Frustratingly, we know this; it sits embedded within our logical core. However, for whatever reason these things tend to defy logic.
Like most things worth doing, this is simple but not easy. Reframing our perception is hard work and requires constant practice, recalibration, diligence, and discipline. As they say, the heaviest weight at the gym is the front door.
At the end of the day, a very small number of things add up to matter a great deal.
What’s frustrating is that these things seem inevitable in hindsight and are inscrutable in foresight.
What’s liberating is that anything and everything that you do eventually shrinks from a chapter to a paragraph to a line to a word to a letter to a scribble in the book of your life.
Though things may fade, you do not.
In this way, you are the only constant in the equation of your life. And this is not only okay, but also enough. Indeed, to echo my recent post on love, you both have and are enough.
Put simply, it is not what you do, but rather who you are. Per William Makepeace Thackeray, “Whatever you are, be a good one.”
You, dear reader.
These are the foundational building blocks that construct a world, illuminate a purpose, make up an existence.
They are both the ends and the means.
They are, in a word, enough.
After deep thought, I came to two realizations:
To look in the mirror and stare back at enough is to see the face of God.
To come to realize the eternal depth of enough is to have a bountiful life.
This year has gone on long enough. So too has this piece.
As such, I now leave you with a few parting words on the constituent parts of enough.

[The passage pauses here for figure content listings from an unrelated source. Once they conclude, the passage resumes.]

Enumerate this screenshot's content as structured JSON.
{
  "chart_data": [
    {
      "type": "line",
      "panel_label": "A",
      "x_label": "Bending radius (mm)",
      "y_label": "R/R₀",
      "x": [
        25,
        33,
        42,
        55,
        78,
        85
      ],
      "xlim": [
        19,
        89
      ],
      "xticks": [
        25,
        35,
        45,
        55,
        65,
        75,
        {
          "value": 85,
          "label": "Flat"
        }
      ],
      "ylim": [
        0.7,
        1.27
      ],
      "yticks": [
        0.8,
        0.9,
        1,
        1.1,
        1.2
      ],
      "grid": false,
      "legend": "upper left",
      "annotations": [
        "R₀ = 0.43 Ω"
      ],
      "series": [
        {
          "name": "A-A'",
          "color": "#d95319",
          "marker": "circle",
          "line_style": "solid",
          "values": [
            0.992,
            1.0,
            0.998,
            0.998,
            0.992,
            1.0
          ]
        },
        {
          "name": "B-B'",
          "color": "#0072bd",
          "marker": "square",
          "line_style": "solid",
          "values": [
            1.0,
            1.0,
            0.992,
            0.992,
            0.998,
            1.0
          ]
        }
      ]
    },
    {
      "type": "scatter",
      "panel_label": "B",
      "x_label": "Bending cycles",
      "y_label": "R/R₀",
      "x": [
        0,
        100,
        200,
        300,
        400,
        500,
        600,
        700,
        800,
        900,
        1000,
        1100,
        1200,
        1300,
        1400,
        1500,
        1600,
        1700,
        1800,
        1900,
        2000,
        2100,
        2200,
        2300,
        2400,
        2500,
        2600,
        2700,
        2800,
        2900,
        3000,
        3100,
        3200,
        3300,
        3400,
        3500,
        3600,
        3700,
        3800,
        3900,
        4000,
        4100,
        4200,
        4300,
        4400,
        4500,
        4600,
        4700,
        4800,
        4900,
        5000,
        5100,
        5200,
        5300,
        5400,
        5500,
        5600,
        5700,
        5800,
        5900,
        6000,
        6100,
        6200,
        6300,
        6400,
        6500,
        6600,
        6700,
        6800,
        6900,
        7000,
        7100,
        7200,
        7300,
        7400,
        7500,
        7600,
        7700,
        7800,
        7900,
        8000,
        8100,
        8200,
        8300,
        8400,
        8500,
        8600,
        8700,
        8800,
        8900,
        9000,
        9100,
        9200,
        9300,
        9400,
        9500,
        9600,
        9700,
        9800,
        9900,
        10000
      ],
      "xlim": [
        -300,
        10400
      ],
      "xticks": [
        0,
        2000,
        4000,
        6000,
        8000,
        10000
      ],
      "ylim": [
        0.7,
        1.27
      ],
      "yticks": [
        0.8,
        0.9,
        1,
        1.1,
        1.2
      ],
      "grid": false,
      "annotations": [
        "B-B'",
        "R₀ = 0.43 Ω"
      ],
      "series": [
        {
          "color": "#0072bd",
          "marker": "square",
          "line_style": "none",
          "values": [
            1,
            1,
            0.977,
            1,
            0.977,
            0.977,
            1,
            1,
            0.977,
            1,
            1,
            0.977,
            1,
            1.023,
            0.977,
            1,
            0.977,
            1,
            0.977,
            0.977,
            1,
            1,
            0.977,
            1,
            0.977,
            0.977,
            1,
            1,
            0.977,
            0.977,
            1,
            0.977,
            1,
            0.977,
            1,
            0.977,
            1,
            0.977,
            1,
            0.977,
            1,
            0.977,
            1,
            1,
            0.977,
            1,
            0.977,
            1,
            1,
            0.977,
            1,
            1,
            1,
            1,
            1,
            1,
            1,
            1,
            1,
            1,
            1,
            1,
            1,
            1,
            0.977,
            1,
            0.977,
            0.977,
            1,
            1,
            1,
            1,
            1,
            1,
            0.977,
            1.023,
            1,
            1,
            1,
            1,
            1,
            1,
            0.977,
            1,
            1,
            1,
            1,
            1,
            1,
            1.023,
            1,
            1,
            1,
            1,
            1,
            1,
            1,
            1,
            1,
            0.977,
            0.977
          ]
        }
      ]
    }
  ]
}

True story, Word of Honor:
Joseph Heller, an important and funny writer
and I were at a party given by a billionaire
on Shelter Island.
I said, “Joe, how does it make you feel
to know that our host only yesterday
may have made more money
than your novel ‘Catch-22’
has earned in its entire history?”
And Joe said, “I’ve got something he can never have.”
And I said, “What on earth could that be, Joe?”
And Joe said, “The knowledge that I’ve got enough.”
Not bad! Rest in peace!
St. Teresa of Avila on serenity:
Let nothing disturb you,
Let nothing frighten you,
All things are passing away:
God never changes.
Patience obtains all things
Whoever has God lacks nothing;
God alone suffices.
Samuel Beckett on perseverance:
I offer you…my deeply affectionate and compassionate thoughts and wish for you only that the strange thing may never fail you, whatever it is, that gives us the strength to live on and on with our wounds.
St. John of the Cross on stillness:
Be still and know that I am God.
Be still and know that I am.
Be still and know.
Here’s to an abundance of enough this year and every other.
I wish you and yours a wonderful New Year with very many happy returns.
Per my about page, White Noise is a work of experimentation. I view it as a sort of thinking aloud, a stress testing of my nascent ideas. Through it, I hope to sharpen my opinions against the whetstone of other people’s feedback, commentary, and input.
If you want to discuss any of the ideas or musings mentioned above or have any books, papers, or links that you think would be interesting to share on a future edition of White Noise, please reach out to me by replying to this email or following me on Twitter.
With sincere gratitude,
Made you look. Goodness, you are gullible.
This is not clarion call for complacency. Rather, an extolment of its distant cousin, contentment.